Sign 1: no clear owner
If no one can say who will use the tool every week, the tool already has an adoption problem. A buyer is not the same thing as an owner.
Sign 2: the use case is still vague
If the team says the tool will help with efficiency but cannot point to the exact job it should improve, the decision is too abstract to survive real work.
Sign 3: the setup burden is being ignored
Some tools look cheap until cleanup, migration, prompt building, and staff training show up. If setup effort is not part of the conversation, the business is underestimating cost.
Sign 4: it duplicates something already in the stack
Many teams buy a new tool to solve a problem the current stack could solve with clearer usage.

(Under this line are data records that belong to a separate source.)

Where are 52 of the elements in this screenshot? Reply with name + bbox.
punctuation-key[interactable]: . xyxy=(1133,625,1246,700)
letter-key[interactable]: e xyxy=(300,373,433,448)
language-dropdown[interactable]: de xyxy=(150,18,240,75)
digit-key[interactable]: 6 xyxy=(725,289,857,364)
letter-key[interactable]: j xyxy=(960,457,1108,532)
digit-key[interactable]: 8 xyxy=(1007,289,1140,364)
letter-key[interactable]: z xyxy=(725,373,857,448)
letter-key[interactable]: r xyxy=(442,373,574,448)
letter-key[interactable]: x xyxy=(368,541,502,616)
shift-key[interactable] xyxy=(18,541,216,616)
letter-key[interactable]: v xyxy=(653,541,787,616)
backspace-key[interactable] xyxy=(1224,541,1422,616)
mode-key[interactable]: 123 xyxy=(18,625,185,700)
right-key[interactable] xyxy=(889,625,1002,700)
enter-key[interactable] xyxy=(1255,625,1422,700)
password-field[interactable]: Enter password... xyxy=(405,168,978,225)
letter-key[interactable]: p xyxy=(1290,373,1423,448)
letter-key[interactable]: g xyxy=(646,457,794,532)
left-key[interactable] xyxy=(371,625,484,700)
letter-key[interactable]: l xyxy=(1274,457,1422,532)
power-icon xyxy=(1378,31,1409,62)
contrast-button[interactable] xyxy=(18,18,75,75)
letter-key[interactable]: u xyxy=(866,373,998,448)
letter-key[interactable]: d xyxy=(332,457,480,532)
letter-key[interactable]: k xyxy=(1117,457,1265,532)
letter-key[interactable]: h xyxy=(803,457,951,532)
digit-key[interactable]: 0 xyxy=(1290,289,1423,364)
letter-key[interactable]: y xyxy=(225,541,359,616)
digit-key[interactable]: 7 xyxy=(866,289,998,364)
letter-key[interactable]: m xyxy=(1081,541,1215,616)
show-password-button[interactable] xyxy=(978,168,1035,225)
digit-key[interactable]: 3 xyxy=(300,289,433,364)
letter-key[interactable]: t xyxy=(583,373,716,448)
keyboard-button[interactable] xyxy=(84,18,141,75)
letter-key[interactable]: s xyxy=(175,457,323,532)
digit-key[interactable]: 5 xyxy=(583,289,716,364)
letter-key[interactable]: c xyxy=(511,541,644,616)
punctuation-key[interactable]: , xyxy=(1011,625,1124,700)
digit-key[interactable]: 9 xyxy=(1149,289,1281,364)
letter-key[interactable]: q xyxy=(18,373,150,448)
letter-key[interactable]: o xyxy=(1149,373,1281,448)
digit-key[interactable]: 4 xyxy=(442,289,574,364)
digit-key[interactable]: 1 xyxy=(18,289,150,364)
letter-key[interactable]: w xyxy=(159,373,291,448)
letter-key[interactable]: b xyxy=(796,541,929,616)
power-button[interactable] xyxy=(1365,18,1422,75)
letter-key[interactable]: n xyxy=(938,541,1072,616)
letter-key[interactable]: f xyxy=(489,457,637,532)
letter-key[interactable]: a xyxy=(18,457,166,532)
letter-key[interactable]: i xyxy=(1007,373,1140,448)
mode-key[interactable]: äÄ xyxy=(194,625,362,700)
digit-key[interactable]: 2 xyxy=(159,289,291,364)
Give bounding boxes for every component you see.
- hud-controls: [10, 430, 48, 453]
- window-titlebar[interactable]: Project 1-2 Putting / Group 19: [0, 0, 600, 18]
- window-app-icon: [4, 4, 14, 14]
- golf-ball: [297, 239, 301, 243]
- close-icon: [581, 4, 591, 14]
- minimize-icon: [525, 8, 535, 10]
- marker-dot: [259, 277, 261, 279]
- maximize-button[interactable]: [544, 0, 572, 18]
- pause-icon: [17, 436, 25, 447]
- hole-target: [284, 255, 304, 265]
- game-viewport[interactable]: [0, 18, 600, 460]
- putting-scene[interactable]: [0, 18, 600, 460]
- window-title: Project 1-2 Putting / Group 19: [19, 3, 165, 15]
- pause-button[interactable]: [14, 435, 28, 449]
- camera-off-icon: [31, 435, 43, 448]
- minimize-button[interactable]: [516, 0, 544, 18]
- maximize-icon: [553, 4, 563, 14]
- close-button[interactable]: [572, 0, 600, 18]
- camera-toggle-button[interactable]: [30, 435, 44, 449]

Duplication adds complexity before it adds value.
Sign 5: only one enthusiastic person wants it
A tool can still be worth buying if one person champions it. But if that champion disappears, the workflow should still make sense to the rest of the team.
Sign 6: the demo solved a prettier problem than the real one
Demos are built to show polished success cases. A real business needs the tool to handle messy inputs, interruptions, weak habits, and team inconsistency. That gap matters.
Sign 7: you still need to ask what happens next
If the team cannot explain what the first month of use looks like, the decision is not ready. Tools that fit well usually come with an obvious first workflow and owner.
Use a stop-light check before you buy
Green means there is a clear owner, clear job, and realistic rollout. Yellow means one of those is weak. Red means the business is buying hope, not fit.
That simple stop-light logic is often enough to kill a weak decision before the money goes out.